Tuesday, July 13, 2010

PS 26 - My Foot Stands on Level Ground

Dear xxxxxxx,

Your prayer for judgment, asking God to take a look at your heart and mind, underlines the courage which you have been given, by Grace, to walk openly before God. (If I did not know you, I would have taken this as a 'dare' to God.) In it I hear the desire to walk the path of perfection, and the plea to resist the temptations that often can take us off that path. The fruits of your journey of discipline and love are, as you so wonderfully expressed, that 'God's love is before your eyes'.

I wonder though whether you have truly arrived at that place where your 'foot stands on level ground'? I understand that you may desire to avoid the places where liars and hypocrites and the wicked may go, but can anyone truly walk the path of perfection and avoid those places? There is a difference between avoiding those places and their temptations, and walking through them with the freedom that comes from loving God.

I would just like to hear more about those temptations, and perhaps together we can listen to God's call for us among the sinners and bloodthirsty men. What if God's desire wasn't to sweep away sinners, but to call you and I to attend to them, listen to them, and help them stand on level ground as well? What then would be your prayer?


Thursday, July 8, 2010

Ps 18- He brought me out into an open place

Dear xxxxx,

You speak in your letter titled Psalm 18 of a vision that you had- a vision with disaster, with enemies, with the breakers of death and cords of hell.
And then of God as "mounted on cherubim and swooping down on the wings of the wind, bringing you into an open place because he delighted in you".

Can you tell me more about what you think that these breakers of death and cords of hell represent for you?
Who are these enemies and what makes them so?

I wonder whether you have insight into the place that God brought you to- a place that was open? Can you tell me more about what that place looked like?

Perhaps, as an exercise, you could imagine a different kind of rescue where God does not come hurling thunderbolts and rocking the earth with his anger. Is there possibly a different kind of rescue from these enemies? Why do you think that the vision at this time called for such an angry and violent God?

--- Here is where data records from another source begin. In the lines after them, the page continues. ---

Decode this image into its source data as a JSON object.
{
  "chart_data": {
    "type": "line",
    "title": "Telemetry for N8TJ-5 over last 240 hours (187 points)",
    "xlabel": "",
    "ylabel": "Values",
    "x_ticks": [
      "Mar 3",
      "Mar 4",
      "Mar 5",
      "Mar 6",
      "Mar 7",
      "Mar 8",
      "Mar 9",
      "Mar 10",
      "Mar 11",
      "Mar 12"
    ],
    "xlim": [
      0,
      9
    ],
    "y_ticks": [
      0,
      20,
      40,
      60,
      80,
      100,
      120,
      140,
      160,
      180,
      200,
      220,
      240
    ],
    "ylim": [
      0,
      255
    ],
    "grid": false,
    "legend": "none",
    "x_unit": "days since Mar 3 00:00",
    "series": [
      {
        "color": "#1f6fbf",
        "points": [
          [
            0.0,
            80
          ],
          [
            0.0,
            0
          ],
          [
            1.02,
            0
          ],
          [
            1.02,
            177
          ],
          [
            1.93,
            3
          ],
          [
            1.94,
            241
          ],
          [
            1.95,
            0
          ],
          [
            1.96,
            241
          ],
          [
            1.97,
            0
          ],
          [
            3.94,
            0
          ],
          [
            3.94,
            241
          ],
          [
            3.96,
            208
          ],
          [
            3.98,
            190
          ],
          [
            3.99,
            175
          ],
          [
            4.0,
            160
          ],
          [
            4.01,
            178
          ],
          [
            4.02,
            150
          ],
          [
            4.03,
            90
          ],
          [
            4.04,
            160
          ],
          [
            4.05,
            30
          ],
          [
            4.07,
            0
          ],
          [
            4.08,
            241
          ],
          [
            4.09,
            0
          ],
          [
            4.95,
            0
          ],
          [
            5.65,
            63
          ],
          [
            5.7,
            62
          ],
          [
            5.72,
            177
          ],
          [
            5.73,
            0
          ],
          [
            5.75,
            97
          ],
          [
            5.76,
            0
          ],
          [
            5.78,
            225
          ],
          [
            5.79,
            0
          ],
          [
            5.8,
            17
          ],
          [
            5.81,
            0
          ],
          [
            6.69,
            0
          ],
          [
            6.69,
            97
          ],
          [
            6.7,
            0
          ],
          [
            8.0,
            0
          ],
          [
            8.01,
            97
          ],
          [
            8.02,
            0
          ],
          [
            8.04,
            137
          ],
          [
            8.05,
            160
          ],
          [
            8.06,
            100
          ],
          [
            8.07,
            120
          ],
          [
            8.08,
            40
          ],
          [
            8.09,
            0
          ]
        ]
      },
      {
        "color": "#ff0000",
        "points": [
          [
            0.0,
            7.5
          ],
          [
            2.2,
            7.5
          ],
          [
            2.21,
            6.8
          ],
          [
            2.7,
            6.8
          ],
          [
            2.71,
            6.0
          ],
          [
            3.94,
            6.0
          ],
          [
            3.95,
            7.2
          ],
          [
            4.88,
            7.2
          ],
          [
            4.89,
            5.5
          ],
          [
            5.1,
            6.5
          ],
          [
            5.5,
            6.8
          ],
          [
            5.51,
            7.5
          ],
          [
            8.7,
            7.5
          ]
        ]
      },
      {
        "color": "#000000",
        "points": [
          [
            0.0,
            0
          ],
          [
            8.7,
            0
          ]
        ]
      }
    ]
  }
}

Most of all I want to help you notice that God delighted in you, and this was the reason for your rescue. Perhaps the vision itself was just a vehicle for conveying that simple message.


Tuesday, July 6, 2010

Ecce eris tacens: Behold, thou shalt be silent.

SSM 2v

Dear Thomas,

I hope you are beginning to see the invitations that surround you like dust that appears in sunlight as it beams into a room. As you stood on that corner in Louisville, you recalled "..how strange it was to see people walking around as if they had something important to do, running after buses, reading the newspapers, lighting cigarettes." And then "How futile all their haste and anxiety seemed."

Then you say your "heart sank within me" and recognized that you too had been pretending to do something important all of your life.

What is it that you are discovering there? What have you gotten a glimpse of there? Do you really need further guidance about vocation?

I understand your fear about asking for advice, one 'last time' about a vocation as a monk. It is usually true that once one has been told that they are not called to ordained ministry, it is not likely that they will hear a different answer later on. Not a hard and fast rule, but the discernment process is reliable when it is done correctly AND when the desire is not so limited as to rule out other options.
In your case, your fear that you will be rejected one last time and the dream will be over has frozen you into inaction, despite the fact that you are clearly experiencing the pull to some sort of monastic life.

Have you considered that a 'no' to monastic life with the Franciscans is not a 'no' to the Trappists, or Carthusians?

And so, you ask my thoughts on your experience (Augustinian as you point out) in opening the Bible and randomly pointing to scripture to designate the answer to your question of what you should do. Is this hocus pocus? Is this the Holy Spirit?
"I looked, and the answer practically floored me. The words were 'Ecce eris tacens'. Behold, thou shalt be silent.'
Not silent about your question, as if God would direct you to stop bothering him.
Silent.
Silent as in the opposite of haste and anxiety.
Silent as in the space between musical notes that make up a wind quartet.

Follow your heart Thomas. Ask the question again, but this time open the question up a bit. Recall the first principle of Ignatius. Is it really about which order to join because you are looking to escape from the anxiety and haste? Or is it about the community that will hold you and lighten the path to serve and reverence and praise this God who is poking you with silence, this tacens.

Do not tarry.



Thursday, July 1, 2010

Excellence, in proportion to obscurity

SSM 2iv

Dear Thomas,

You must free yourself of all dependence on the perceptions of others, or you will not be able to discern even the slightest whisper of what God calls you to. Are you able to hear the full mathematical set of answers, or will you only hear what you perceive to be your destiny as your desire drowns out the rest?

What does God desire for the world? Can you predict this, and then shape your own desire to fit it, like a dovetail joint?

You must identify each and every reason that you wish to become a monk. Then you must place it on a cloud, and watch it, ask it to let you go, and then silently thank it as it washes away. Exhaust them all.
Can you free yourself from the imagination of every other person who might know of your desire to become a monk. Are you a monk in someone else's imagination still? Yes? Then you are not ready.